A dificuldade de “sair” do já sabido e o desafio do Papa. Nas suas intervenções durante a recente viagem ao Equador, Bolívia e Paraguai, há uma novidade para a qual abrir o coração (de Zenit.org, em 22 de julho)
Pensando nestes dias na viagem do Papa Francisco à América Latina, a primeira coisa que me vem à mente é que pareço estar diante de algo de novo. Explico-me melhor: para mudar é preciso ser um pouco visionário. Acostumados a viver num ritmo frenético, temos pouco tempo para levantar a cabeça, para olhar o céu, para fixar o horizonte. Desta forma se enfraquecem os estímulos para pensar, criar, imaginar. Vivemos sempre imersos no que sabemos, aplicando as categorias que já conhecemos e que nos dão certa segurança. Quando não temos tempo nem para olhar o além ou para “o outro”, é difícil sair do já sabido. Mas alguns homens podem ter “visões”. Penso que isso não seja só um problema de inteligência; por exemplo, às vezes acontece que se faça uma experiência de plenitude tão grande, que se percebe uma criatividade que não se imaginava. Acontece, então, que por certa “superabundância” de vida se libertem energias criativas que fazem pensar, criar, imaginar, ver algo que ainda não chegou. Penso que assim nasça o novo, penso que assim tenha nascido o mundo...
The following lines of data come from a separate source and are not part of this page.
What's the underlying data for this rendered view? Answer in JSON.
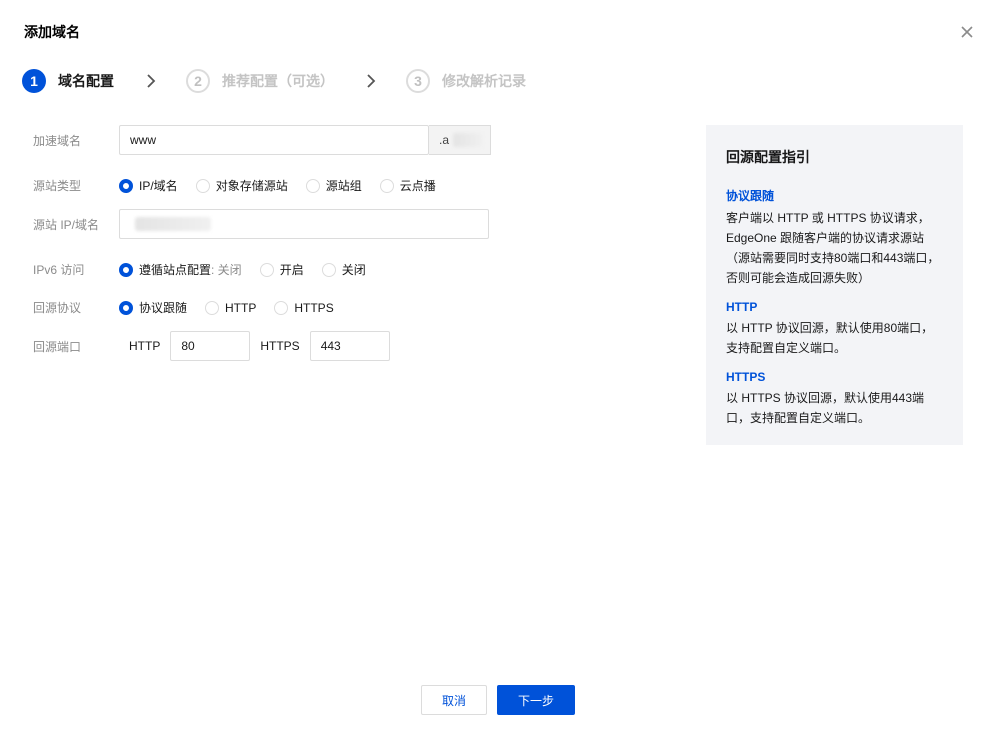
{
  "dialog": {
    "title": "添加域名"
  },
  "steps": [
    {
      "num": "1",
      "label": "域名配置",
      "state": "active"
    },
    {
      "num": "2",
      "label": "推荐配置（可选）",
      "state": "inactive"
    },
    {
      "num": "3",
      "label": "修改解析记录",
      "state": "inactive"
    }
  ],
  "form": {
    "domain": {
      "label": "加速域名",
      "value": "www",
      "suffix": ".a"
    },
    "origin_type": {
      "label": "源站类型",
      "options": [
        "IP/域名",
        "对象存储源站",
        "源站组",
        "云点播"
      ],
      "selected": "IP/域名"
    },
    "origin_ip": {
      "label": "源站 IP/域名",
      "value": ""
    },
    "ipv6": {
      "label": "IPv6 访问",
      "option1_main": "遵循站点配置",
      "option1_muted": ": 关闭",
      "option2": "开启",
      "option3": "关闭",
      "selected": "遵循站点配置"
    },
    "protocol": {
      "label": "回源协议",
      "options": [
        "协议跟随",
        "HTTP",
        "HTTPS"
      ],
      "selected": "协议跟随"
    },
    "port": {
      "label": "回源端口",
      "http_label": "HTTP",
      "http_value": "80",
      "https_label": "HTTPS",
      "https_value": "443"
    }
  },
  "guide": {
    "title": "回源配置指引",
    "sections": [
      {
        "title": "协议跟随",
        "body": "客户端以 HTTP 或 HTTPS 协议请求，EdgeOne 跟随客户端的协议请求源站（源站需要同时支持80端口和443端口，否则可能会造成回源失败）"
      },
      {
        "title": "HTTP",
        "body": "以 HTTP 协议回源，默认使用80端口，支持配置自定义端口。"
      },
      {
        "title": "HTTPS",
        "body": "以 HTTPS 协议回源，默认使用443端口，支持配置自定义端口。"
      }
    ]
  },
  "footer": {
    "cancel_label": "取消",
    "next_label": "下一步"
  },
  "colors": {
    "brand": "#0052d9",
    "guide_bg": "#f3f4f7",
    "muted_text": "#8b8b8b"
  }
}
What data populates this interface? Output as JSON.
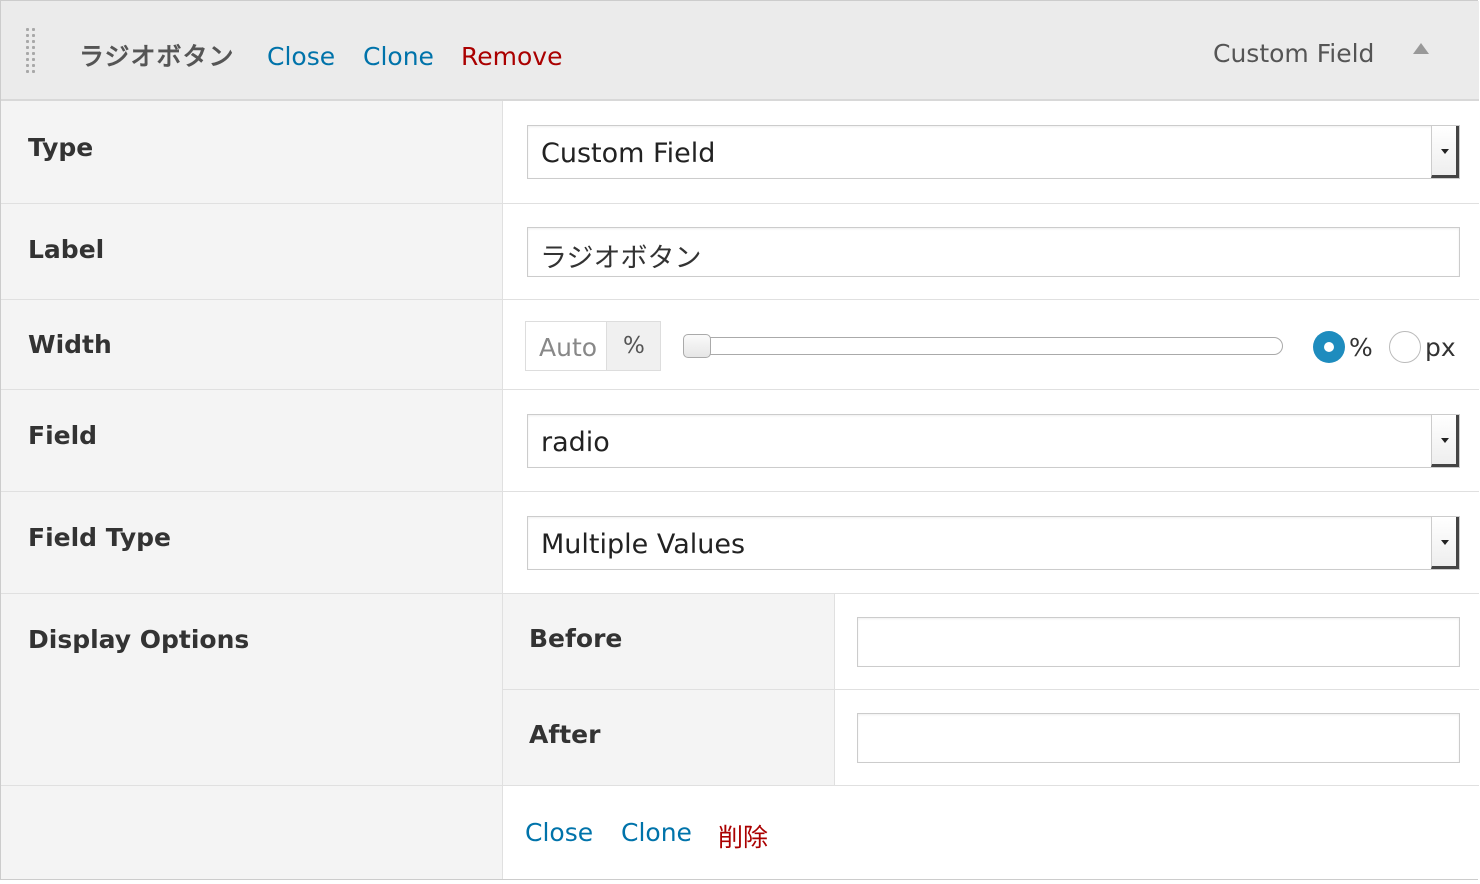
{
  "header": {
    "title": "ラジオボタン",
    "close_label": "Close",
    "clone_label": "Clone",
    "remove_label": "Remove",
    "type_label": "Custom Field"
  },
  "rows": {
    "type": {
      "label": "Type",
      "value": "Custom Field"
    },
    "label": {
      "label": "Label",
      "value": "ラジオボタン"
    },
    "width": {
      "label": "Width",
      "value_placeholder": "Auto",
      "unit_addon": "%",
      "slider_value": 0,
      "unit_options": [
        "%",
        "px"
      ],
      "selected_unit": "%"
    },
    "field": {
      "label": "Field",
      "value": "radio"
    },
    "field_type": {
      "label": "Field Type",
      "value": "Multiple Values"
    },
    "display_options": {
      "label": "Display Options",
      "before_label": "Before",
      "before_value": "",
      "after_label": "After",
      "after_value": ""
    }
  },
  "footer": {
    "close_label": "Close",
    "clone_label": "Clone",
    "remove_label": "削除"
  },
  "colors": {
    "link": "#0073aa",
    "remove": "#aa0000",
    "radio_selected": "#1e8cbe"
  }
}
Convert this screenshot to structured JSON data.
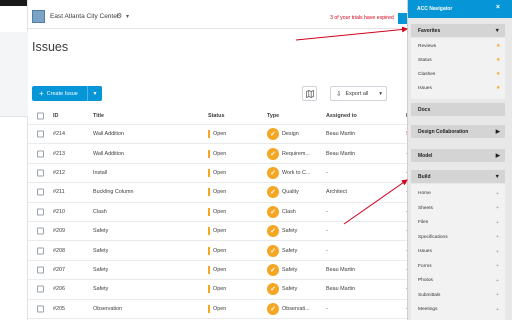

Fiz essa premissa porque me marcou o modo como o Papa fala de uma mudança necessária e urgente. Fala da mudança do homem e entra nos detalhes. Por exemplo, a respeito do modelo econômico atualmente seguido pelas sociedades mais desenvolvidas. É possível uma economia solidária em que o homem esteja no centro, e não o dinheiro? Soa como algo belo e desejável, mas acho que, para a maior parte de nós, seja considerado bastante utópico. Porém, de tanto ouvir falar desta hipótese, nasceram-me algumas perguntas: Quem disse que as empresas inevitavelmente devem ser cotadas em bolsa para crescer? Os parâmetros para medir a produtividade de uma empresa poderiam ser mudados? O que significa crescer para uma empresa? Tudo isso pode mudar? Podemos começar a pensar que seja possível?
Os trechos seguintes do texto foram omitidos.